214--216 Fredonia St., Longview, TX

The 1910 Everett Building survives as one of the few architectural remnants in Longview associated with both the cotton and oil booms in east Texas. As the only extant example of twentieth-century Classical Revival commercial architecture in the city, it remains virtually intact as a reminder of artistic and economic endeavors successfully undertaken by Longview's early business community. Typical of the early twentieth-century revival of classicism in architecture, the Everett Building exhibits a naive and in this case reserved application of exterior ornamentation. Classical elements and variations in proportion and fenestration were incorporated into much the same mass that Victorian details would have been applied a decade earlier. But the formalism executed in the detailing and window/door arrangement defines the building as a breaking away from fussy, over adorned Victorian prototypes.

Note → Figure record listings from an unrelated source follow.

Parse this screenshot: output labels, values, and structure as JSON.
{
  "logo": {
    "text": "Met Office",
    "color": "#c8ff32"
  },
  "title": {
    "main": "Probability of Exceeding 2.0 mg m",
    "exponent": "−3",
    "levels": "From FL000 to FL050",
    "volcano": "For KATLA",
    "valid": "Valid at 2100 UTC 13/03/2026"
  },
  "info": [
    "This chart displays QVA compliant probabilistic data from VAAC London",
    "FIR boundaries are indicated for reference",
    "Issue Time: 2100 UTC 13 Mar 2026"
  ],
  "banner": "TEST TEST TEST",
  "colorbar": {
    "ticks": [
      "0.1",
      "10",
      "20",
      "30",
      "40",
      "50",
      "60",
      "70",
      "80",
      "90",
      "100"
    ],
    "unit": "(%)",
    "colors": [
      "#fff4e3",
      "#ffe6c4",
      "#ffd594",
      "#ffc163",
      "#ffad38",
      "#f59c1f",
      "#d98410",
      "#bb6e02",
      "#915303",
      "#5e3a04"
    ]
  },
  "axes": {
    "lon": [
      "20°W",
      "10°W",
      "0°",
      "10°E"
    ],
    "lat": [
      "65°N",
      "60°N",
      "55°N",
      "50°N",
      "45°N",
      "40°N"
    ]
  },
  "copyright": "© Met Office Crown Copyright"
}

Designed to represent literal and figurative solidarity, the building has meant much the same through the years to the citizens of Longview and has housed numerous individuals and businesses significant to the city's early history.

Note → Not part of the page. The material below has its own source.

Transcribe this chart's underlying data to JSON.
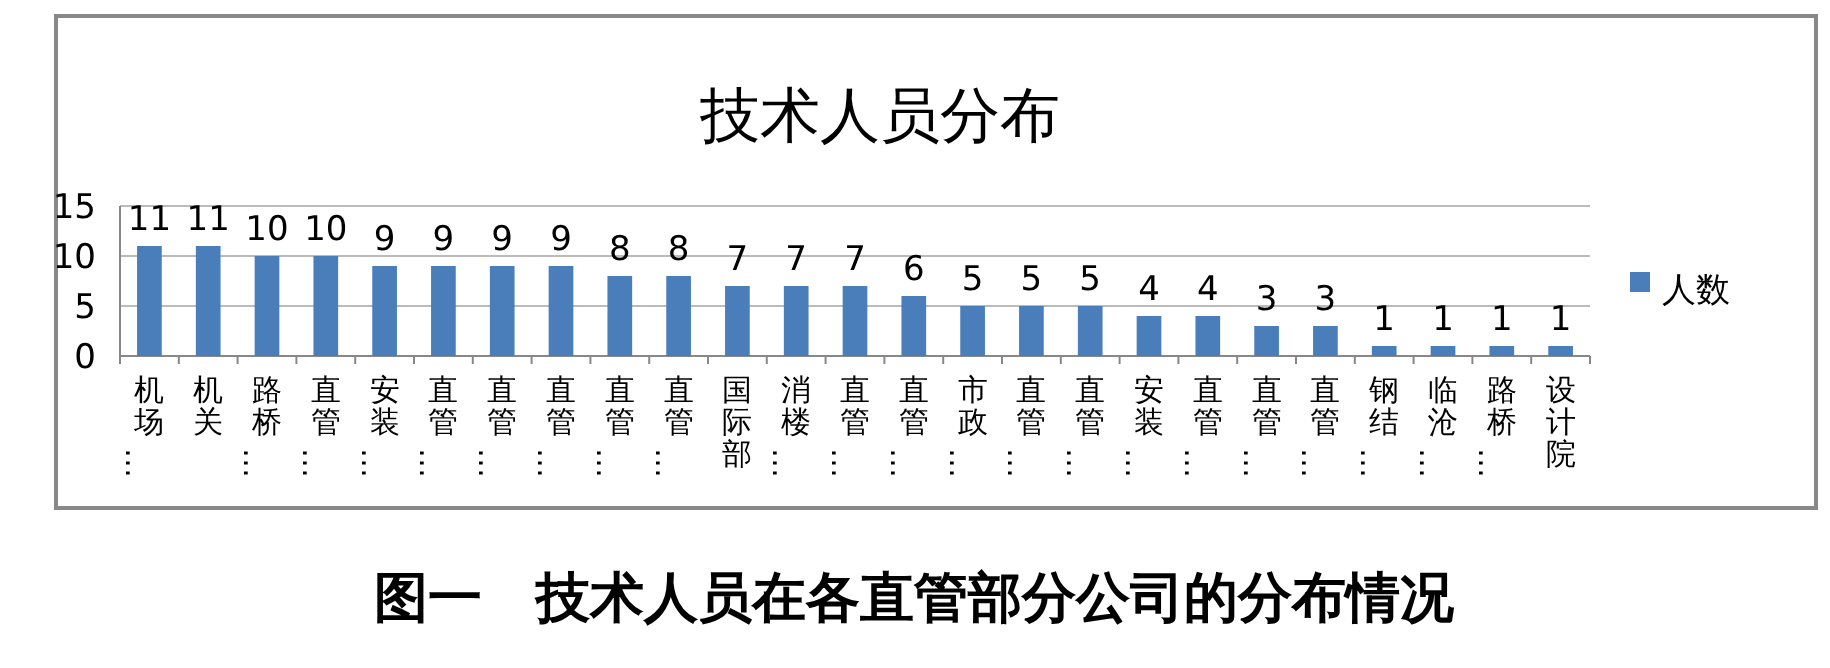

Local builder and business entrepreneur L.J. Everett sold and conveyed to the Citizens National Bank of Longview a parcel of land in January 1909. Another parcel, the north 25 feet of the Fredonia Street frontage was deeded to the Citizens National Bank in June of 1910 by G.T. Reynolds. Construction of the Everett Building on that site was completed in 1910 as a collaborative effort of builder Everett and architect Samuel Joseph Blocker.

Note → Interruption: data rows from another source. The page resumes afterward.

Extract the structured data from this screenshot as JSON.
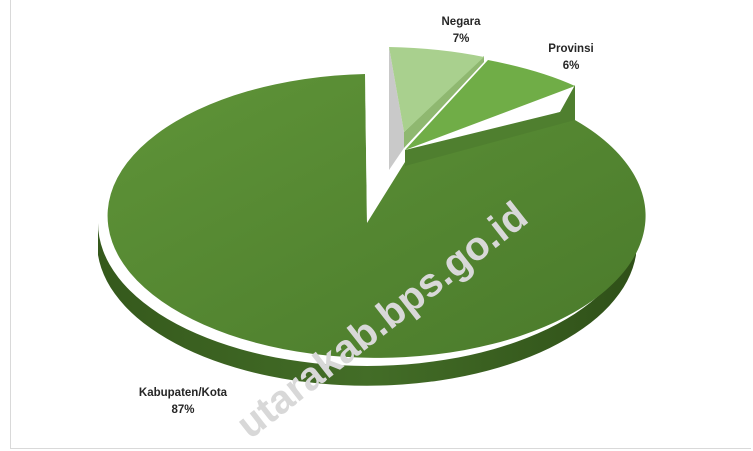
{
  "chart_data": {
    "type": "pie",
    "style": "3d-exploded",
    "categories": [
      "Negara",
      "Provinsi",
      "Kabupaten/Kota"
    ],
    "values": [
      7,
      6,
      87
    ],
    "labels": {
      "negara_name": "Negara",
      "negara_pct": "7%",
      "provinsi_name": "Provinsi",
      "provinsi_pct": "6%",
      "kabkota_name": "Kabupaten/Kota",
      "kabkota_pct": "87%"
    },
    "colors": {
      "Negara": "#a9d08e",
      "Provinsi": "#70ad47",
      "Kabupaten/Kota": "#548235"
    }
  },
  "watermark": "utarakab.bps.go.id"
}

Blocker was a regionally prominent architect and educator. In addition to the Everett Building, he designed numerous commercial, residential, and school buildings in Longview and east Texas. Blocker served as superintendent for the Longview and. Dallas school systems, taught in Dallas, and during his forty years involved in education, wrote technical textbooks. He also is distinguished as one of the earliest members of the State Architectural Association. Lafayette Johnson Everett came to Texas with his widowed mother following the Civil War and settled in the Longveiw area in the early 1870s. He established himself as a successful businessman in Longview and nearby Gladewater where he resided. Everett's expertise in business began with an eight-year employment for the Texas and Pacific Railroad Company. Along with other civic and business responsibilities, Everett oversaw the activities of two banks simultaneously as their presidents; the Citizens National of Longview and a Gladewater bank.

The first occupant of the Everett Building, the Citizens National Bank, was chartered in 1901 as the second publicly chartered bank in the city. During the bank's 23-year history, the fortunes of cotton magnates from east Texas were handled by the CNB due to Longview's importance as a railroad center. Voluntary liquidation closed the Citizens National Bank in 1924.

Two banks occupied the Everett Building for the next sixteen years; the Commercial Guaranty State Bank of Longview which absorbed the remainder of the Citizens National Bank's assets and the Rembert National Bank chartered in 1912 as the Guaranty State Bank. Rembert National survived the difficult economic conditions of the Depression due to the discovery of oil in Gregg County in 1931. Oil wells and oil fortunes proliferated; the bank outgrew its leased quarters in the Everett Building and moved across the street in 1940 as the Longview National Bank.

Other tenants to follow the Rembert National Bank were the American Red Cross during World War II and Lanier Clothers from 1944 to 1960. After 1960 and until June of 1979, the Everett Building remained virtually empty, except for special temporary activities such as the Bicentennial headquarters in 1976.

Throughout its early history, attorneys, doctors, barbers, druggists, mercantile stores, and a great number of important services were provided by the businesses and people housed in the Everett Building. Several professionals officed in the building were also prominent in local social and political circles. Dr. Northcutt, one of the early office tenants was a mayor of Longview. Rembert National Bank was named for F.T. Rembert, supposedly the city's first millionaire. Cotton men Herman Loeb, Ike Killingsworth, and Baron Von Kissler were prominent local figures who had business dealings with occupants of the Everett Building. Legal documents dealing with leases and rights of the oil industry were drafted by locally prominent attorneys Thadeus Stinchcomb and Erasmus Young in offices above the bank. Longview citizens became familiar with the building for its numerous professional services and its financial and commercial functions.

Local significance of the building:
Commerce; Architecture

Listed in National Register of Historic Places in 1979.

The National Register of Historic Places is the official list of the Nation’s historic places worthy of preservation. Authorized by the National Historic Preservation Act of 1966, the National Park Service’s National Register of Historic Places is part of a national program to coordinate and support public and private efforts to identify, evaluate, and protect America’s historic and archeological resources.